After all, when authenticity becomes a commodity, is it still authentic?
Influencers struggle with this question themselves, deciding on how curated their feeds should be, how much to share of their lives, when to skip a dark moment, and when to show vulnerability to their audiences, in the name of presenting their true selves. Finding that “inner authenticity” from the morning yoga class, and letting it “resonate with the world” is quite fraught.
Some former bloggers interviewed by sociologist Brooke Erin Duffy for her book “(Not) Getting Paid to Do What You Love” saw the professionalization of blogging as a loss of “realness.” One of them told her that “(r)eality is blogging about things you do, wear, care about—not wearing, doing, caring about things so that you have something to blog about.”
A fashion influencer I spoke to said she wanted to move away from highly produced, highly curated images in her Instagram profile to include more day-to-day moments—snapshots instead of meticulous photo shoots. She said it would fit in her life better as she is planning on having kids. “If I’m going to get pregnant and have like two, three kids, it’s going to be pretty tough to go through a flower field and take photos.” But just a breath later, she added that she’d been hearing “chatter” that Instagram’s algorithm was favoring less-edited images.

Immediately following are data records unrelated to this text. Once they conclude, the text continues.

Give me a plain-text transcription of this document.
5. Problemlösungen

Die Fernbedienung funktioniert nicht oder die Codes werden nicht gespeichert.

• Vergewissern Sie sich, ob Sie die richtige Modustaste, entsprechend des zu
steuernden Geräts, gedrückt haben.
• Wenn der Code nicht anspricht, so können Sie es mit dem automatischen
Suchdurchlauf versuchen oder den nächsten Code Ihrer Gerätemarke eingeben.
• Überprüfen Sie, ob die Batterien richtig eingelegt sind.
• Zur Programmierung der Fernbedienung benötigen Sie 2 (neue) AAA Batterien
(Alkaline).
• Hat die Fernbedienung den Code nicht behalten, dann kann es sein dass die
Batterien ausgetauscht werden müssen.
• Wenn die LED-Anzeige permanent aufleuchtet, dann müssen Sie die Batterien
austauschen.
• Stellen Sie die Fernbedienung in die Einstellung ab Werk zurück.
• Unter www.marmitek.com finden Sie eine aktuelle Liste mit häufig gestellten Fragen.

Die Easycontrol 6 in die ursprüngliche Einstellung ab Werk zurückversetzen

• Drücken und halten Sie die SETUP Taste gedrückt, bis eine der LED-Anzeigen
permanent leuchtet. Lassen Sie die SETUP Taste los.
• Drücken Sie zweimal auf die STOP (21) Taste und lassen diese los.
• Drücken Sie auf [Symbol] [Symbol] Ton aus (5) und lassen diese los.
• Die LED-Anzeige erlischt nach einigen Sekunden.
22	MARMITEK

These two motivations might seem contradictory, but this is how the influencers have to think about their work. Authenticity is in many ways defined by the influencer economy and the digital age. “We can see that the imperatives to express oneself authentically and manage one’s digital image are not inconsistent. Instead, they are woven from the same cloth, namely the pervasive cult of self-branding,” Duffy writes.
LaShawn Wiltz, who blogs about motherhood, did a week-long challenge for her followers in which she asked them to share selfies interpreting a prompt that she’d give them. For Day 4, the prompt was “no filter:”
In the world of Instagram we have become this filtered version of ourselves. We filter our looks: cloning out blemishes, smoothing our skin, making ourselves skinnier….We filter our thoughts because must be politically correct so everyone likes us! We filter our words. Because we don’t want to lose friends or followers or clients or be cancelled. But where does that leave us? What is even real anymore? How can we, as people who share our lives online be authentic and not afraid to show who we really are.. Unfiltered?
All of that filtering, the perfect feeds filled with beautiful products, influencers who are or portray themselves as real, relatable people, can create an illusion that an Instagram life is easy and attainable. Of course, it’s not.
Because they are tasked with upholding and projecting their authenticity, influencers get bashed when they transgress against it. But the problem is that this “authenticity” is projected and produced through social media, which is in turn constructed upon filters, upon the idea of curation. Upon a certain inauthenticity.